You see their method is effective, now you've understood and remembered it.
1096
Dua and similar words for two are found in many Austronesian languages such as Cebuano (duha) and malagasy (rua). It's probably a coincidence that austronesian languages and many indo-european languages have a similarish word for two
2218
True. Coincidences like that occasionally happen. A fun example is the word "dog" in the Austrailian Aboriginal language Mbabaram. It means dog, but it's not related to the English word "dog". It's just a weird coincidence.
2218
Actually, I heard that somewhere else first...but then I heard it from NativLang! (It's one of my favorite illustrations of coincidences).
We don't know if it's only a coincidence, officially it is, but, because there is not only one isolated coincidence, but several ones, and because the Austronesian origines are not very well known, despite the official linguistic theories, there's room for doubts and alternative theories.
The actual hypothesis is that Austronesian languages are a separate family from Indo-European ones, but who know, linguistic science will maybe make some progress and find common ancestors.

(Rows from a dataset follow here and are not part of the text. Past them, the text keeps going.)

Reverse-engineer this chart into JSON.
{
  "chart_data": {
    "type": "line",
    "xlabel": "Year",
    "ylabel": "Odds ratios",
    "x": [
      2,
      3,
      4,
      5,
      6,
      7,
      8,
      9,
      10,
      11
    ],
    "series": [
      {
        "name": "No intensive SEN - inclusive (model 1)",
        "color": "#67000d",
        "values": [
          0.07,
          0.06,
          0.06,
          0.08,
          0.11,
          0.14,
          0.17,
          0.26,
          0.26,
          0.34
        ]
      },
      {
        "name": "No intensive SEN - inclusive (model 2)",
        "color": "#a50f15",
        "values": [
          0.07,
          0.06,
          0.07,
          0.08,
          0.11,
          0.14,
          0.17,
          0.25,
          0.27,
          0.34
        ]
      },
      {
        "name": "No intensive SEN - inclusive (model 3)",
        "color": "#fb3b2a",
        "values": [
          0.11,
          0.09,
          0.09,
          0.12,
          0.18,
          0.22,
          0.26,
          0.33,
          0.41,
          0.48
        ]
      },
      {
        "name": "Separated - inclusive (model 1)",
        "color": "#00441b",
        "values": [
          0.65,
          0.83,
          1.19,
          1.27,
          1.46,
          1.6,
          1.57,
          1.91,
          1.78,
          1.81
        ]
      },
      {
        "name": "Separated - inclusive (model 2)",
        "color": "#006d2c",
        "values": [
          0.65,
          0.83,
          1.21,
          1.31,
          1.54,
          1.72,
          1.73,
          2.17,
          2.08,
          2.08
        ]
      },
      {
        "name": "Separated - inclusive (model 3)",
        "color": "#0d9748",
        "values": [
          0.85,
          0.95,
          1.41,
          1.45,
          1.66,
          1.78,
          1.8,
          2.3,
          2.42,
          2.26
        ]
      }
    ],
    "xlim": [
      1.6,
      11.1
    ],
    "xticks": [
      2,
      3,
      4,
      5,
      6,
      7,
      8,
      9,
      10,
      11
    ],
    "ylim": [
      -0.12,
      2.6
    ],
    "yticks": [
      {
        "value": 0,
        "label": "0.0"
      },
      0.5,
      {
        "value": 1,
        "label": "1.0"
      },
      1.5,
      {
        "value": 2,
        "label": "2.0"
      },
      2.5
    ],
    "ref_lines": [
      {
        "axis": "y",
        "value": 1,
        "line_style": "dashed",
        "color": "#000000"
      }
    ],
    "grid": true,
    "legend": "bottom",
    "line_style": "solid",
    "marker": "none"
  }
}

For people who know for instance Hindi and Indonesian, there are really many of this coincidences, and I exclude those the words that have been "traded" by the mean of the Arabic language and culture.
https://flatassembler.github.io/Indo-Austronesian.html
There are also some similitaries in scripts:
https://history.stackexchange.com/questions/48418/whats-the-explanation-for-the-similarities-seen-between-the-rapa-nui-script-and
https://linguistics.stackexchange.com/questions/12402/is-austronesian-the-closest-relative-to-pie
Yes, that's true that weird coincidences happen too, the Mbararam "dog" is a classical linguistic textbook case (false cognate):
https://en.wikipedia.org/wiki/Mbabaram_language#Word_for_%22dog%22
one PIE: sem "one united", Austro: sa Indonesian: se-
two PIE: du̯oe̯, Austro: dusa, Indo: dua (from root duha)
three PIE: trei̯es, Austro: telu. Hindi: tiin. Indo: triga.
That's not very easy to compare the vocabulary, because Indonesian have a lot of loan words, and most are from these origins:
- Sanskrit-Hindi
- Arabic, Persian (not the same family, but Arabic borrowed from Persian, and gave the words in Indonesian)
- Chinese
- Portuguese, Spanish
- Dutch, French
And more recently, English.
For instance, the word for "animal" in Indonesian is "hewan", and in Hindi, it's "haivan", they both come from Persan حیوان (hayawān), it was brough by the mean of the Arabic language.
Indonesian first incorporated deeply many Sanskrit-Hindi-root words because of the religion, so it's probably hard to know what has been borrowed and what is from other roots, and if this root is really separated.